Nominated Member of the Legislative Council
- In office 1954–1961

Mayor of Kampala
- In office 1961–1962
- Preceded by: S. W. Kulubya
- Succeeded by: P.I. Patel

Personal details
- Born: 1912 India
- Died: 16 September 2014 (aged 102) United Kingdom

= Barbara Saben =

Ugandan politician

Dorothy Barbara Saben (1912 – 16 September 2014) was a Ugandan politician. She and Alice Boase were appointed to the Legislative Council in 1954, becoming its first female members. Saben later served as the first female mayor of Kampala.

==Biography==
Saben was born in India in 1912. After receiving a private education, she studied at St James College in London from 1931 to 1932. She moved to Uganda in 1940 with her businessman husband.
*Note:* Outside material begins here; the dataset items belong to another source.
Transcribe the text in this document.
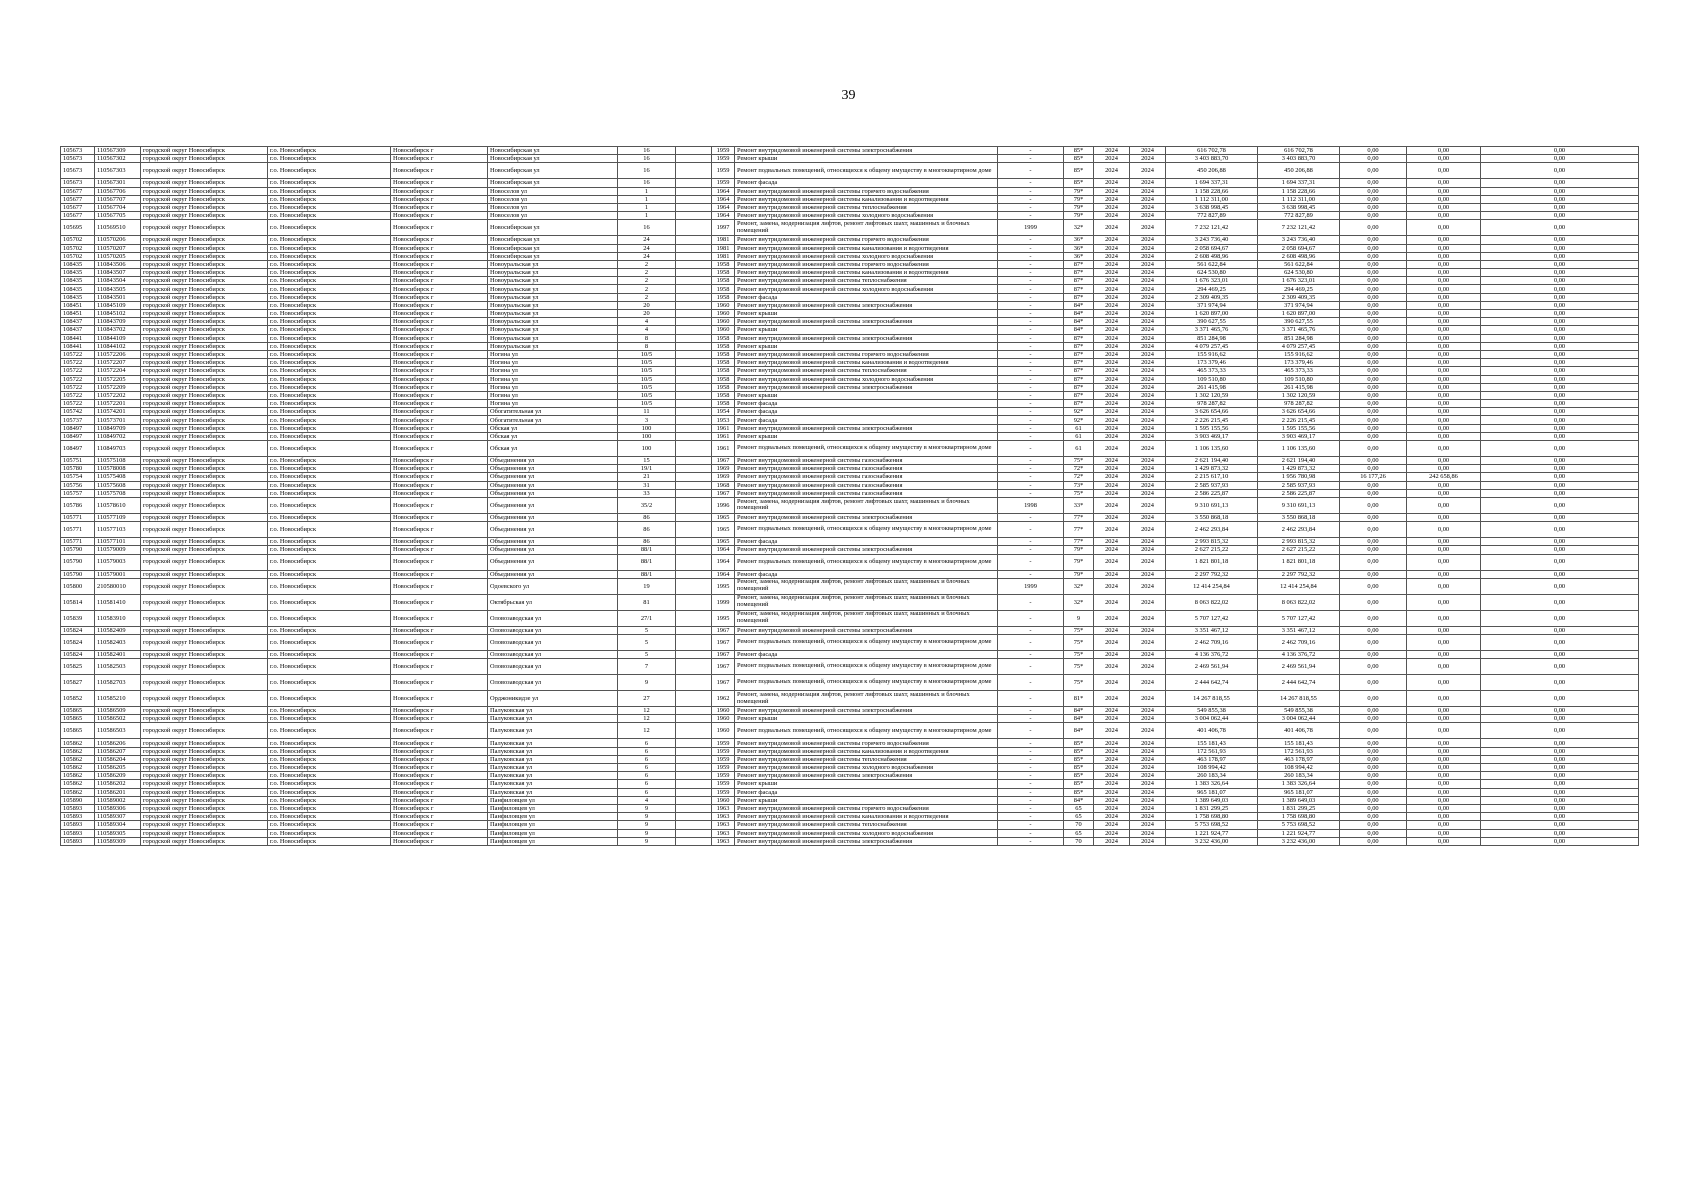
39
105673	110567309	городской округ Новосибирск	г.о. Новосибирск	Новосибирск г	Новосибирская ул	16		1959	Ремонт внутридомовой инженерной системы электроснабжения	-	85*	2024	2024	616 702,78	616 702,78	0,00	0,00	0,00
105673	110567302	городской округ Новосибирск	г.о. Новосибирск	Новосибирск г	Новосибирская ул	16		1959	Ремонт крыши	-	85*	2024	2024	3 403 883,70	3 403 883,70	0,00	0,00	0,00
105673	110567303	городской округ Новосибирск	г.о. Новосибирск	Новосибирск г	Новосибирская ул	16		1959	Ремонт подвальных помещений, относящихся к общему имуществу в многоквартирном доме	-	85*	2024	2024	450 206,88	450 206,88	0,00	0,00	0,00
105673	110567301	городской округ Новосибирск	г.о. Новосибирск	Новосибирск г	Новосибирская ул	16		1959	Ремонт фасада	-	85*	2024	2024	1 694 337,31	1 694 337,31	0,00	0,00	0,00
105677	110567706	городской округ Новосибирск	г.о. Новосибирск	Новосибирск г	Новоселов ул	1		1964	Ремонт внутридомовой инженерной системы горячего водоснабжения	-	79*	2024	2024	1 158 228,66	1 158 228,66	0,00	0,00	0,00
105677	110567707	городской округ Новосибирск	г.о. Новосибирск	Новосибирск г	Новоселов ул	1		1964	Ремонт внутридомовой инженерной системы канализования и водоотведения	-	79*	2024	2024	1 112 311,00	1 112 311,00	0,00	0,00	0,00
105677	110567704	городской округ Новосибирск	г.о. Новосибирск	Новосибирск г	Новоселов ул	1		1964	Ремонт внутридомовой инженерной системы теплоснабжения	-	79*	2024	2024	3 638 998,45	3 638 998,45	0,00	0,00	0,00
105677	110567705	городской округ Новосибирск	г.о. Новосибирск	Новосибирск г	Новоселов ул	1		1964	Ремонт внутридомовой инженерной системы холодного водоснабжения	-	79*	2024	2024	772 827,89	772 827,89	0,00	0,00	0,00
105695	110569510	городской округ Новосибирск	г.о. Новосибирск	Новосибирск г	Новосибирская ул	16		1997	Ремонт, замена, модернизация лифтов, ремонт лифтовых шахт, машинных и блочных помещений	1999	32*	2024	2024	7 232 121,42	7 232 121,42	0,00	0,00	0,00
105702	110570206	городской округ Новосибирск	г.о. Новосибирск	Новосибирск г	Новосибирская ул	24		1981	Ремонт внутридомовой инженерной системы горячего водоснабжения	-	36*	2024	2024	3 243 736,40	3 243 736,40	0,00	0,00	0,00
105702	110570207	городской округ Новосибирск	г.о. Новосибирск	Новосибирск г	Новосибирская ул	24		1981	Ремонт внутридомовой инженерной системы канализования и водоотведения	-	36*	2024	2024	2 058 694,67	2 058 694,67	0,00	0,00	0,00
105702	110570205	городской округ Новосибирск	г.о. Новосибирск	Новосибирск г	Новосибирская ул	24		1981	Ремонт внутридомовой инженерной системы холодного водоснабжения	-	36*	2024	2024	2 608 498,96	2 608 498,96	0,00	0,00	0,00
108435	110843506	городской округ Новосибирск	г.о. Новосибирск	Новосибирск г	Новоуральская ул	2		1958	Ремонт внутридомовой инженерной системы горячего водоснабжения	-	87*	2024	2024	561 622,84	561 622,84	0,00	0,00	0,00
108435	110843507	городской округ Новосибирск	г.о. Новосибирск	Новосибирск г	Новоуральская ул	2		1958	Ремонт внутридомовой инженерной системы канализования и водоотведения	-	87*	2024	2024	624 530,80	624 530,80	0,00	0,00	0,00
108435	110843504	городской округ Новосибирск	г.о. Новосибирск	Новосибирск г	Новоуральская ул	2		1958	Ремонт внутридомовой инженерной системы теплоснабжения	-	87*	2024	2024	1 676 323,01	1 676 323,01	0,00	0,00	0,00
108435	110843505	городской округ Новосибирск	г.о. Новосибирск	Новосибирск г	Новоуральская ул	2		1958	Ремонт внутридомовой инженерной системы холодного водоснабжения	-	87*	2024	2024	294 469,25	294 469,25	0,00	0,00	0,00
108435	110843501	городской округ Новосибирск	г.о. Новосибирск	Новосибирск г	Новоуральская ул	2		1958	Ремонт фасада	-	87*	2024	2024	2 309 409,35	2 309 409,35	0,00	0,00	0,00
108451	110845109	городской округ Новосибирск	г.о. Новосибирск	Новосибирск г	Новоуральская ул	20		1960	Ремонт внутридомовой инженерной системы электроснабжения	-	84*	2024	2024	371 974,94	371 974,94	0,00	0,00	0,00
108451	110845102	городской округ Новосибирск	г.о. Новосибирск	Новосибирск г	Новоуральская ул	20		1960	Ремонт крыши	-	84*	2024	2024	1 620 897,00	1 620 897,00	0,00	0,00	0,00
108437	110843709	городской округ Новосибирск	г.о. Новосибирск	Новосибирск г	Новоуральская ул	4		1960	Ремонт внутридомовой инженерной системы электроснабжения	-	84*	2024	2024	390 627,55	390 627,55	0,00	0,00	0,00
108437	110843702	городской округ Новосибирск	г.о. Новосибирск	Новосибирск г	Новоуральская ул	4		1960	Ремонт крыши	-	84*	2024	2024	3 371 465,76	3 371 465,76	0,00	0,00	0,00
108441	110844109	городской округ Новосибирск	г.о. Новосибирск	Новосибирск г	Новоуральская ул	8		1958	Ремонт внутридомовой инженерной системы электроснабжения	-	87*	2024	2024	851 284,98	851 284,98	0,00	0,00	0,00
108441	110844102	городской округ Новосибирск	г.о. Новосибирск	Новосибирск г	Новоуральская ул	8		1958	Ремонт крыши	-	87*	2024	2024	4 079 257,45	4 079 257,45	0,00	0,00	0,00
105722	110572206	городской округ Новосибирск	г.о. Новосибирск	Новосибирск г	Ногина ул	10/5		1958	Ремонт внутридомовой инженерной системы горячего водоснабжения	-	87*	2024	2024	155 916,62	155 916,62	0,00	0,00	0,00
105722	110572207	городской округ Новосибирск	г.о. Новосибирск	Новосибирск г	Ногина ул	10/5		1958	Ремонт внутридомовой инженерной системы канализования и водоотведения	-	87*	2024	2024	173 379,46	173 379,46	0,00	0,00	0,00
105722	110572204	городской округ Новосибирск	г.о. Новосибирск	Новосибирск г	Ногина ул	10/5		1958	Ремонт внутридомовой инженерной системы теплоснабжения	-	87*	2024	2024	465 373,33	465 373,33	0,00	0,00	0,00
105722	110572205	городской округ Новосибирск	г.о. Новосибирск	Новосибирск г	Ногина ул	10/5		1958	Ремонт внутридомовой инженерной системы холодного водоснабжения	-	87*	2024	2024	109 510,80	109 510,80	0,00	0,00	0,00
105722	110572209	городской округ Новосибирск	г.о. Новосибирск	Новосибирск г	Ногина ул	10/5		1958	Ремонт внутридомовой инженерной системы электроснабжения	-	87*	2024	2024	261 415,98	261 415,98	0,00	0,00	0,00
105722	110572202	городской округ Новосибирск	г.о. Новосибирск	Новосибирск г	Ногина ул	10/5		1958	Ремонт крыши	-	87*	2024	2024	1 302 120,59	1 302 120,59	0,00	0,00	0,00
105722	110572201	городской округ Новосибирск	г.о. Новосибирск	Новосибирск г	Ногина ул	10/5		1958	Ремонт фасада	-	87*	2024	2024	978 287,82	978 287,82	0,00	0,00	0,00
105742	110574201	городской округ Новосибирск	г.о. Новосибирск	Новосибирск г	Обогатительная ул	11		1954	Ремонт фасада	-	92*	2024	2024	3 626 654,66	3 626 654,66	0,00	0,00	0,00
105737	110573701	городской округ Новосибирск	г.о. Новосибирск	Новосибирск г	Обогатительная ул	3		1953	Ремонт фасада	-	92*	2024	2024	2 226 215,45	2 226 215,45	0,00	0,00	0,00
108497	110849709	городской округ Новосибирск	г.о. Новосибирск	Новосибирск г	Обская ул	100		1961	Ремонт внутридомовой инженерной системы электроснабжения	-	61	2024	2024	1 595 155,56	1 595 155,56	0,00	0,00	0,00
108497	110849702	городской округ Новосибирск	г.о. Новосибирск	Новосибирск г	Обская ул	100		1961	Ремонт крыши	-	61	2024	2024	3 903 469,17	3 903 469,17	0,00	0,00	0,00
108497	110849703	городской округ Новосибирск	г.о. Новосибирск	Новосибирск г	Обская ул	100		1961	Ремонт подвальных помещений, относящихся к общему имуществу в многоквартирном доме	-	61	2024	2024	1 106 135,60	1 106 135,60	0,00	0,00	0,00
105751	110575108	городской округ Новосибирск	г.о. Новосибирск	Новосибирск г	Объединения ул	15		1967	Ремонт внутридомовой инженерной системы газоснабжения	-	75*	2024	2024	2 621 194,40	2 621 194,40	0,00	0,00	0,00
105780	110578008	городской округ Новосибирск	г.о. Новосибирск	Новосибирск г	Объединения ул	19/1		1969	Ремонт внутридомовой инженерной системы газоснабжения	-	72*	2024	2024	1 429 873,32	1 429 873,32	0,00	0,00	0,00
105754	110575408	городской округ Новосибирск	г.о. Новосибирск	Новосибирск г	Объединения ул	21		1969	Ремонт внутридомовой инженерной системы газоснабжения	-	72*	2024	2024	2 215 617,10	1 956 780,98	16 177,26	242 658,86	0,00
105756	110575608	городской округ Новосибирск	г.о. Новосибирск	Новосибирск г	Объединения ул	31		1968	Ремонт внутридомовой инженерной системы газоснабжения	-	73*	2024	2024	2 585 937,93	2 585 937,93	0,00	0,00	0,00
105757	110575708	городской округ Новосибирск	г.о. Новосибирск	Новосибирск г	Объединения ул	33		1967	Ремонт внутридомовой инженерной системы газоснабжения	-	75*	2024	2024	2 586 225,87	2 586 225,87	0,00	0,00	0,00
105786	110578610	городской округ Новосибирск	г.о. Новосибирск	Новосибирск г	Объединения ул	35/2		1996	Ремонт, замена, модернизация лифтов, ремонт лифтовых шахт, машинных и блочных помещений	1998	33*	2024	2024	9 310 691,13	9 310 691,13	0,00	0,00	0,00
105771	110577109	городской округ Новосибирск	г.о. Новосибирск	Новосибирск г	Объединения ул	86		1965	Ремонт внутридомовой инженерной системы электроснабжения	-	77*	2024	2024	3 550 868,18	3 550 868,18	0,00	0,00	0,00
105771	110577103	городской округ Новосибирск	г.о. Новосибирск	Новосибирск г	Объединения ул	86		1965	Ремонт подвальных помещений, относящихся к общему имуществу в многоквартирном доме	-	77*	2024	2024	2 462 293,84	2 462 293,84	0,00	0,00	0,00
105771	110577101	городской округ Новосибирск	г.о. Новосибирск	Новосибирск г	Объединения ул	86		1965	Ремонт фасада	-	77*	2024	2024	2 993 815,32	2 993 815,32	0,00	0,00	0,00
105790	110579009	городской округ Новосибирск	г.о. Новосибирск	Новосибирск г	Объединения ул	88/1		1964	Ремонт внутридомовой инженерной системы электроснабжения	-	79*	2024	2024	2 627 215,22	2 627 215,22	0,00	0,00	0,00
105790	110579003	городской округ Новосибирск	г.о. Новосибирск	Новосибирск г	Объединения ул	88/1		1964	Ремонт подвальных помещений, относящихся к общему имуществу в многоквартирном доме	-	79*	2024	2024	1 821 801,18	1 821 801,18	0,00	0,00	0,00
105790	110579001	городской округ Новосибирск	г.о. Новосибирск	Новосибирск г	Объединения ул	88/1		1964	Ремонт фасада	-	79*	2024	2024	2 297 792,32	2 297 792,32	0,00	0,00	0,00
105800	210580010	городской округ Новосибирск	г.о. Новосибирск	Новосибирск г	Одоевского ул	19		1995	Ремонт, замена, модернизация лифтов, ремонт лифтовых шахт, машинных и блочных помещений	1999	32*	2024	2024	12 414 254,84	12 414 254,84	0,00	0,00	0,00
105814	110581410	городской округ Новосибирск	г.о. Новосибирск	Новосибирск г	Октябрьская ул	81		1999	Ремонт, замена, модернизация лифтов, ремонт лифтовых шахт, машинных и блочных помещений	-	32*	2024	2024	8 063 822,02	8 063 822,02	0,00	0,00	0,00
105839	110583910	городской округ Новосибирск	г.о. Новосибирск	Новосибирск г	Оловозаводская ул	27/1		1995	Ремонт, замена, модернизация лифтов, ремонт лифтовых шахт, машинных и блочных помещений	-	9	2024	2024	5 707 127,42	5 707 127,42	0,00	0,00	0,00
105824	110582409	городской округ Новосибирск	г.о. Новосибирск	Новосибирск г	Оловозаводская ул	5		1967	Ремонт внутридомовой инженерной системы электроснабжения	-	75*	2024	2024	3 351 467,12	3 351 467,12	0,00	0,00	0,00
105824	110582403	городской округ Новосибирск	г.о. Новосибирск	Новосибирск г	Оловозаводская ул	5		1967	Ремонт подвальных помещений, относящихся к общему имуществу в многоквартирном доме	-	75*	2024	2024	2 462 709,16	2 462 709,16	0,00	0,00	0,00
105824	110582401	городской округ Новосибирск	г.о. Новосибирск	Новосибирск г	Оловозаводская ул	5		1967	Ремонт фасада	-	75*	2024	2024	4 136 376,72	4 136 376,72	0,00	0,00	0,00
105825	110582503	городской округ Новосибирск	г.о. Новосибирск	Новосибирск г	Оловозаводская ул	7		1967	Ремонт подвальных помещений, относящихся к общему имуществу в многоквартирном доме	-	75*	2024	2024	2 469 561,94	2 469 561,94	0,00	0,00	0,00
105827	110582703	городской округ Новосибирск	г.о. Новосибирск	Новосибирск г	Оловозаводская ул	9		1967	Ремонт подвальных помещений, относящихся к общему имуществу в многоквартирном доме	-	75*	2024	2024	2 444 642,74	2 444 642,74	0,00	0,00	0,00
105852	110585210	городской округ Новосибирск	г.о. Новосибирск	Новосибирск г	Орджоникидзе ул	27		1962	Ремонт, замена, модернизация лифтов, ремонт лифтовых шахт, машинных и блочных помещений	-	81*	2024	2024	14 267 818,55	14 267 818,55	0,00	0,00	0,00
105865	110586509	городской округ Новосибирск	г.о. Новосибирск	Новосибирск г	Палуковская ул	12		1960	Ремонт внутридомовой инженерной системы электроснабжения	-	84*	2024	2024	549 855,38	549 855,38	0,00	0,00	0,00
105865	110586502	городской округ Новосибирск	г.о. Новосибирск	Новосибирск г	Палуковская ул	12		1960	Ремонт крыши	-	84*	2024	2024	3 004 062,44	3 004 062,44	0,00	0,00	0,00
105865	110586503	городской округ Новосибирск	г.о. Новосибирск	Новосибирск г	Палуковская ул	12		1960	Ремонт подвальных помещений, относящихся к общему имуществу в многоквартирном доме	-	84*	2024	2024	401 406,78	401 406,78	0,00	0,00	0,00
105862	110586206	городской округ Новосибирск	г.о. Новосибирск	Новосибирск г	Палуковская ул	6		1959	Ремонт внутридомовой инженерной системы горячего водоснабжения	-	85*	2024	2024	155 181,43	155 181,43	0,00	0,00	0,00
105862	110586207	городской округ Новосибирск	г.о. Новосибирск	Новосибирск г	Палуковская ул	6		1959	Ремонт внутридомовой инженерной системы канализования и водоотведения	-	85*	2024	2024	172 561,93	172 561,93	0,00	0,00	0,00
105862	110586204	городской округ Новосибирск	г.о. Новосибирск	Новосибирск г	Палуковская ул	6		1959	Ремонт внутридомовой инженерной системы теплоснабжения	-	85*	2024	2024	463 178,97	463 178,97	0,00	0,00	0,00
105862	110586205	городской округ Новосибирск	г.о. Новосибирск	Новосибирск г	Палуковская ул	6		1959	Ремонт внутридомовой инженерной системы холодного водоснабжения	-	85*	2024	2024	108 994,42	108 994,42	0,00	0,00	0,00
105862	110586209	городской округ Новосибирск	г.о. Новосибирск	Новосибирск г	Палуковская ул	6		1959	Ремонт внутридомовой инженерной системы электроснабжения	-	85*	2024	2024	260 183,34	260 183,34	0,00	0,00	0,00
105862	110586202	городской округ Новосибирск	г.о. Новосибирск	Новосибирск г	Палуковская ул	6		1959	Ремонт крыши	-	85*	2024	2024	1 383 326,64	1 383 326,64	0,00	0,00	0,00
105862	110586201	городской округ Новосибирск	г.о. Новосибирск	Новосибирск г	Палуковская ул	6		1959	Ремонт фасада	-	85*	2024	2024	965 181,07	965 181,07	0,00	0,00	0,00
105890	110589002	городской округ Новосибирск	г.о. Новосибирск	Новосибирск г	Панфиловцев ул	4		1960	Ремонт крыши	-	84*	2024	2024	1 389 649,03	1 389 649,03	0,00	0,00	0,00
105893	110589306	городской округ Новосибирск	г.о. Новосибирск	Новосибирск г	Панфиловцев ул	9		1963	Ремонт внутридомовой инженерной системы горячего водоснабжения	-	65	2024	2024	1 831 299,25	1 831 299,25	0,00	0,00	0,00
105893	110589307	городской округ Новосибирск	г.о. Новосибирск	Новосибирск г	Панфиловцев ул	9		1963	Ремонт внутридомовой инженерной системы канализования и водоотведения	-	65	2024	2024	1 758 698,80	1 758 698,80	0,00	0,00	0,00
105893	110589304	городской округ Новосибирск	г.о. Новосибирск	Новосибирск г	Панфиловцев ул	9		1963	Ремонт внутридомовой инженерной системы теплоснабжения	-	70	2024	2024	5 753 698,52	5 753 698,52	0,00	0,00	0,00
105893	110589305	городской округ Новосибирск	г.о. Новосибирск	Новосибирск г	Панфиловцев ул	9		1963	Ремонт внутридомовой инженерной системы холодного водоснабжения	-	65	2024	2024	1 221 924,77	1 221 924,77	0,00	0,00	0,00
105893	110589309	городской округ Новосибирск	г.о. Новосибирск	Новосибирск г	Панфиловцев ул	9		1963	Ремонт внутридомовой инженерной системы электроснабжения	-	70	2024	2024	3 232 436,00	3 232 436,00	0,00	0,00	0,00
She was a founder member of the Uganda Council of Women in 1946. In the 1951 New Year Honours she was awarded an MBE for her public service in Uganda. She was also a founder member of the National Council of Social Service, serving as its president.

In 1954 Saben and Alice Boase were appointed to the Legislative Council, becoming its first female members. Following the 1958 elections she became deputy chair of the Representative Members' Organisation, a grouping of the nominated members. She remained on the Council until 1961. Saben had also become a member of Kampala City Council when it was established. After serving as deputy mayor from 1959 to 1960, she became the first female mayor of the city in 1961, serving until 1962. She was awarded a CBE in the 1963 New Year Honours; later in the same year she resigned from the City Council.

She died in the United Kingdom in September 2014.